First, create a tenant in the AWS Management Console in the SES service or AWS CLI or using your favorite infrastructure as code like boto3 for python.

aws sesv2 create-tenant \
 --tenant-name "MyTenant" \
 --region eu-central-1

create a tenant

Next, you need to assign the resources. At least one verified identity and one configuration set is required for a tenant to be able to send out mails, using the create-tenant-resource-association operation to link resources to a tenant.

aws sesv2 create-tenant-resource-association \
 --tenant-name "MyTenant" \
 --resource-arn "arn:aws:ses:eu-central-1:123456789012:configuration-set/MyConfigSet" \
 --region eu-central-1

assign a configuration set to a tenant

Follow up by updating the reputation policy.

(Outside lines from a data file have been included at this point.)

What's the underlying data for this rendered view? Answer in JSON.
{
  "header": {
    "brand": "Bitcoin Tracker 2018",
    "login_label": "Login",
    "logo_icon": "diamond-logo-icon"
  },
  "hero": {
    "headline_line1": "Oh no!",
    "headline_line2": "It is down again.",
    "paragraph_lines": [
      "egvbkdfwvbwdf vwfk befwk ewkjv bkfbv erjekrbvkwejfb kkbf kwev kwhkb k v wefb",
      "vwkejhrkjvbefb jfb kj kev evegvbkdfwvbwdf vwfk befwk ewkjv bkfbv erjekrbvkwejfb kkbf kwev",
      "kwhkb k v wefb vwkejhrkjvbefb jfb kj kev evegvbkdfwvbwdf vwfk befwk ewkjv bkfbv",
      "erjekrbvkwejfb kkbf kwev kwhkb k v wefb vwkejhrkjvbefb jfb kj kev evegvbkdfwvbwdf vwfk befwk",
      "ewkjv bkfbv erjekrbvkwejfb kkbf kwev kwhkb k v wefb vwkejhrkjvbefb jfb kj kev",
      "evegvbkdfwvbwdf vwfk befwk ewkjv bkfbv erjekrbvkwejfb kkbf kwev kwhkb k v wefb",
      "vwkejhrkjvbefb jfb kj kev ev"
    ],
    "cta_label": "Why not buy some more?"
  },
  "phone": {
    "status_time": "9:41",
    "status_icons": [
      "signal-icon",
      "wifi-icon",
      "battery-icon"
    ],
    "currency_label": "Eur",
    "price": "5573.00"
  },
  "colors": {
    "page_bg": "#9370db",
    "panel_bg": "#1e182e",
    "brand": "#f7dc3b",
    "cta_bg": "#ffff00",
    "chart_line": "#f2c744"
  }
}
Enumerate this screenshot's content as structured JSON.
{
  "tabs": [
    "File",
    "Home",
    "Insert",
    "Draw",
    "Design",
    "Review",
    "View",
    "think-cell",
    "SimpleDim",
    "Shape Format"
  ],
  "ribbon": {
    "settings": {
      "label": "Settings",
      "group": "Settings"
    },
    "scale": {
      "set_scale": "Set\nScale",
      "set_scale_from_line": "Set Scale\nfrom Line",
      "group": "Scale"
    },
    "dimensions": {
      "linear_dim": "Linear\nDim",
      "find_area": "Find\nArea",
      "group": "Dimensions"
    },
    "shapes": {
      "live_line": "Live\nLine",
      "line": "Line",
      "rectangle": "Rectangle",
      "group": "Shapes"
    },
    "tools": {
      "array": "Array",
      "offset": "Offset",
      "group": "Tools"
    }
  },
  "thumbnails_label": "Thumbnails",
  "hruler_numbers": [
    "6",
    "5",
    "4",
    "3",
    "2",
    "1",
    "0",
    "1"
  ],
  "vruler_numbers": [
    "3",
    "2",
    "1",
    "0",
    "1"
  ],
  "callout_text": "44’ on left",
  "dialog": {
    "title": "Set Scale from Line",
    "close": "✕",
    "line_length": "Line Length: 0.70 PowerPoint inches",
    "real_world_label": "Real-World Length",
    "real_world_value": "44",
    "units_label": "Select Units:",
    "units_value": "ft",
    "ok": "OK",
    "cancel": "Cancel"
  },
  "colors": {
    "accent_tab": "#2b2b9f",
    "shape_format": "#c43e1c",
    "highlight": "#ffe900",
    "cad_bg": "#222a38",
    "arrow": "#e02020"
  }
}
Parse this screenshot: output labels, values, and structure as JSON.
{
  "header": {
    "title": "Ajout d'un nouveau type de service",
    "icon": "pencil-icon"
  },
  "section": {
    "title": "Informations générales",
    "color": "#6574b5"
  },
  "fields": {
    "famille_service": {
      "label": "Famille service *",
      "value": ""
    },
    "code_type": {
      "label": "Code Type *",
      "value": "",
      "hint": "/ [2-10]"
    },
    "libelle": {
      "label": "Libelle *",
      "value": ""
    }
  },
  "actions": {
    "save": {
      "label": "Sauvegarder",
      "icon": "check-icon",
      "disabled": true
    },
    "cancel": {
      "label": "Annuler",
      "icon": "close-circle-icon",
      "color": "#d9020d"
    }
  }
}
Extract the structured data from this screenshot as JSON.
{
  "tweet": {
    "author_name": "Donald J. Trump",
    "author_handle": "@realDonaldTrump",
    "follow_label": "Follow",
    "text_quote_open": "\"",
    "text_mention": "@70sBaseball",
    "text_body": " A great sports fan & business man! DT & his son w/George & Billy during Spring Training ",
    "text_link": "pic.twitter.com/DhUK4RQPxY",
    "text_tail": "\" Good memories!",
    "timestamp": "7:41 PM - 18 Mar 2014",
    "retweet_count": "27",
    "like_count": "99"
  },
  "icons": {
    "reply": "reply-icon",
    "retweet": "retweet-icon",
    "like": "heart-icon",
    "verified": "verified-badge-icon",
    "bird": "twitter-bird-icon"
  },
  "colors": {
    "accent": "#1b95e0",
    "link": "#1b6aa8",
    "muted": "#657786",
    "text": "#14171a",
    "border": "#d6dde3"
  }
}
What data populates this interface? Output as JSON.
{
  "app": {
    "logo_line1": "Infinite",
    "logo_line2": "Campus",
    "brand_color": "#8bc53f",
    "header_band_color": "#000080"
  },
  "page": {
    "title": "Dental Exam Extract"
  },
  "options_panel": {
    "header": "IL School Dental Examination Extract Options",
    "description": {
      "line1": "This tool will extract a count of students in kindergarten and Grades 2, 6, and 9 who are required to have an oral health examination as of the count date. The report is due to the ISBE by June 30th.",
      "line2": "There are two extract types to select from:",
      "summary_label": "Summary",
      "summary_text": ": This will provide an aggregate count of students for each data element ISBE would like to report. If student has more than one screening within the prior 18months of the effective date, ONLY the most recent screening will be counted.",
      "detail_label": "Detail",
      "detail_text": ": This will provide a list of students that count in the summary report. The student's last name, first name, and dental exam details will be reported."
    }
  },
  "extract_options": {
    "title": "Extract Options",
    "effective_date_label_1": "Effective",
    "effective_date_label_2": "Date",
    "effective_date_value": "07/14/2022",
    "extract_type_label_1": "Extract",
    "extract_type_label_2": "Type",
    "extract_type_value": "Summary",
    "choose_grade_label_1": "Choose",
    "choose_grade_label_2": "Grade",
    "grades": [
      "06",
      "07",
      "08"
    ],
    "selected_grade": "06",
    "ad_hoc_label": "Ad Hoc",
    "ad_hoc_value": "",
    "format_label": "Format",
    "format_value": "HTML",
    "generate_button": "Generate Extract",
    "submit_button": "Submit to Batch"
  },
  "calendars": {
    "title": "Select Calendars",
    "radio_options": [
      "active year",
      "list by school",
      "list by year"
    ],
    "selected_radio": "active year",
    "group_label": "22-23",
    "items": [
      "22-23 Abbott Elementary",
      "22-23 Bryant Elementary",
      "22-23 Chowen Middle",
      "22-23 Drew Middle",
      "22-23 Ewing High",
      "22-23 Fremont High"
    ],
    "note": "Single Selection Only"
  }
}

aws sesv2 update-reputation-entity-policy \
 --reputation-entity-type "RESOURCE" \
 --reputation-entity-reference "arn:aws:ses:eu-central-1:123456789012:tenant/tenantId" \
 --reputation-entity-policy "arn:aws:ses:eu-central-1:aws:reputation-policy/standard"

update reputation policy

Sending out an email will just need a small adjustment to the API call or the SMTP header. SES will then verify if the used resources are attached to the tenant. Resources can be shared to multiple tenants or be exclusive to one. This association will be verified on every sending request, failing the request if the validation is rejected.

X-SES-TENANT: MyTenant

If using SMTP, add this to your headers

Otherwise provide the configuration set and tenant name in your request

aws sesv2 send-email \
 --tenant-name "MyTenant" \
 --from-email-address "sender@example.com" \
 --destination "ToAddresses=recipient@example.com" \
 --content "Simple={Subject={Data='Test Subject',Charset=utf-8},Body={Text={Data='Test email body',Charset=utf-8}}}" \
 --configuration-set-name "MyConfigSet"

example of sending an email using the aws cli

Congratulations, you can now use tenants in SES.

Limitations & notes

There are some limitations that apply:

  • Tenants are scoped by region, they are not replicated into other regions
  • Default quota is 10000 tenants, this limit can be increased using the Quota console
  • Configuration sets must be specified (or be inherited from an identity) and associated with the tenant when sending
  • A small extra fee per tenant is applied

TL;DR

Use the tenants feature in SES to separate email identities, configuration sets, templates and your sender reputation by tenant to isolate your environment.